The varying size of ready-to-wear clothing is tiresome for one main reason: you can’t order things online or pick up something in a shop and know that it will actually fit.

It’s been happening for ages — brands create pieces to be smaller than the 'acknowledged' size (e.g. when a size 8 actually fits a size 10-12) to flatter buyers and encourage sales. This is pretty inconvenient when something’s too big (a case of classic and seemingly kind of pointless 'vanity sizing') but it happens the other way round as well — when you're forced to buy bigger sizes. It is FAR worse when you’re made to feel bad by teeny weeny clothing.

That’s what happened to Ruth Clemens when she was trying on jeans at the H&M in Leeds, so she did what any sensible gal would have done and wrote an open letter to the store on Facebook…

She said:

'Dear H&M,

I was browsing your sale items in your Leeds store and spotted this pair of kick flare jeans. They were only a tenner - bargain! - and a size 16. I'm normally a size 14 on my hips (occasionally 16 if buying trousers) so I thought I'd try them on. It did not go well.

As I'm sure you're aware, size 16 is the largest size you stock (apart from in your plus size range, which is very limited in store and does not offer the range of styles for the fashion-conscious that are available in smaller sizes).

I am not overweight (not that that should matter) and although I'm 5 foot 11 my body is pretty average shape-wise.

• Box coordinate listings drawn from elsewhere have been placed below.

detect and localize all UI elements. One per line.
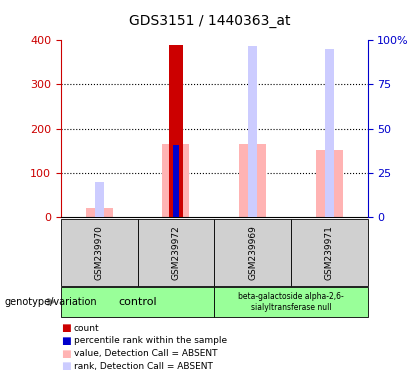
- Bar: [248, 46, 257, 217]
- Bar: [239, 144, 266, 217]
- Text: percentile rank within the sample: percentile rank within the sample: [74, 336, 227, 346]
- Text: count: count: [74, 324, 99, 333]
- Text: ■: ■: [61, 323, 71, 333]
- Text: genotype/variation: genotype/variation: [4, 297, 97, 307]
- Text: value, Detection Call = ABSENT: value, Detection Call = ABSENT: [74, 349, 217, 358]
- Text: GSM239969: GSM239969: [248, 225, 257, 280]
- Text: beta-galactoside alpha-2,6-
sialyltransferase null: beta-galactoside alpha-2,6- sialyltransf…: [238, 292, 344, 311]
- Text: ■: ■: [61, 361, 71, 371]
- Bar: [86, 208, 113, 217]
- Bar: [163, 144, 189, 217]
- Bar: [94, 182, 104, 217]
- Text: GDS3151 / 1440363_at: GDS3151 / 1440363_at: [129, 14, 291, 28]
- Bar: [169, 45, 183, 217]
- Bar: [316, 150, 343, 217]
- Text: control: control: [118, 297, 157, 307]
- Text: GSM239971: GSM239971: [325, 225, 333, 280]
- Bar: [325, 49, 334, 217]
- Text: GSM239970: GSM239970: [95, 225, 104, 280]
- Text: ■: ■: [61, 336, 71, 346]
- Text: rank, Detection Call = ABSENT: rank, Detection Call = ABSENT: [74, 362, 213, 371]
- Bar: [173, 145, 179, 217]
- Text: GSM239972: GSM239972: [171, 225, 180, 280]
- Text: ■: ■: [61, 349, 71, 359]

It's already difficult enough for me to find clothes that fit well because of my height, why are you making jeans that are unrealistically small? Am I too fat for your everyday range? Should I just accept that accessible and affordable high street and on-trend fashion isn't for people like me?

You might recognise the top I'm wearing - it's one of yours and it's a size Medium. Sort it out would you.

‪#‎whatdoesplussizeevenmean‬ ‪#‎bodypositive‬ ‪#‎fashionforall‬

Also vote remain'

Our sentiments exactly — on all accounts.

H&M responded to Ruth explaining that all the clothing varies in size, which didn't go down too well with the internet public who seem to find the Swedish store a particular offender when it comes to small sizing.

It's not just H&M though, the high street sizing charts are all over the place. In fact, according to Pinterest, H&M is pretty average.